Friday, September 21, 2012, 6:30 - 7:30pm
On Friday, September 21 at 6:30 PM, author Richard Zacks delivers a free lecture at 41 Cooper Square based on his new book, Island of Vice: Theodore Roosevelt’s Doomed Quest to Clean Up Sin-Loving New York. Joseph Berger of the New York Times writes that Zaks, "tells the story of Roosevelt’s two-year campaign with gusto and authority and the wry observations of an author who knows how it will all predictably turn out."

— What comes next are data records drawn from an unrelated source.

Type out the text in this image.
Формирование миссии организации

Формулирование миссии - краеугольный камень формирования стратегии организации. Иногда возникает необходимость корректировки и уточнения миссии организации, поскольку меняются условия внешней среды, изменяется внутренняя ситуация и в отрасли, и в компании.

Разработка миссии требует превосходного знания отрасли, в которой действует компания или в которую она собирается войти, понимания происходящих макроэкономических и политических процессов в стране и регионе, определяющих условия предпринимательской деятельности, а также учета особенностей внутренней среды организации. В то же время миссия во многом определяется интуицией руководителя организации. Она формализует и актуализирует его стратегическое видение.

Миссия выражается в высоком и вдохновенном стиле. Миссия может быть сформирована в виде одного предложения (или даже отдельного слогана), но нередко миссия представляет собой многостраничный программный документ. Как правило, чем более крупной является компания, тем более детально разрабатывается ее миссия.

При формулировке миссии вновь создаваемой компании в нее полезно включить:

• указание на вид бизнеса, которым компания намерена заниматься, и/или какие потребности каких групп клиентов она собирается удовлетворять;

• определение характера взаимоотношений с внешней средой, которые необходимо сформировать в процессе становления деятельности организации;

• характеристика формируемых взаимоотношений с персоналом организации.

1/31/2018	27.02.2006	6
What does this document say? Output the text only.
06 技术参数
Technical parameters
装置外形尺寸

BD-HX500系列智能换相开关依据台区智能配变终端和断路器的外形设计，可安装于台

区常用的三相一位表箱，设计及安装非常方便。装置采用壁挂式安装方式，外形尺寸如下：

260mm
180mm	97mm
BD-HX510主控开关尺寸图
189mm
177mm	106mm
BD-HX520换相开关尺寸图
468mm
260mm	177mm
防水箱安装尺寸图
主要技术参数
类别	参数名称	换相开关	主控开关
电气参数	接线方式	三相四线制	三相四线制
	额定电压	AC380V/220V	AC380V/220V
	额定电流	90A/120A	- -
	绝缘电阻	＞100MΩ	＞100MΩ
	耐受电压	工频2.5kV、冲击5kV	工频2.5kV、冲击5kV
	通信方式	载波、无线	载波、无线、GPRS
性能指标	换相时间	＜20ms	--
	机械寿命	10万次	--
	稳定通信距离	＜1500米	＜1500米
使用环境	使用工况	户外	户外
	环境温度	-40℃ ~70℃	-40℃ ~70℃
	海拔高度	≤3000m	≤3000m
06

From the book jacket: "In the 1890s, young cocksure Theodore Roosevelt, years before the White House, was appointed police commissioner of corrupt, pleasure-loving New York, then teeming with 40,000 prostitutes, illegal casinos and all-night dance halls. The Harvard-educated Roosevelt, with a reformer’s zeal, tried to wipe out the city’s vice and corruption. He went head-to-head with Tammany Hall, took midnight rambles looking for derelict cops, banned barroom drinking on Sundays and tried to convince 2 million New Yorkers to enjoy wholesome family fun. The city rebelled big time; cartoonists lampooned him on the front page; his own political party abandoned him but Roosevelt never backed down. Island of Vice delivers a rollicking narrative history of Roosevelt’s embattled tenure, pitting the seedy against the saintly, and the city against its would-be savior. "
Located in the 41 Cooper Gallery, located in 41 Cooper Square, on Third Avenue between 6th and 7th Streets.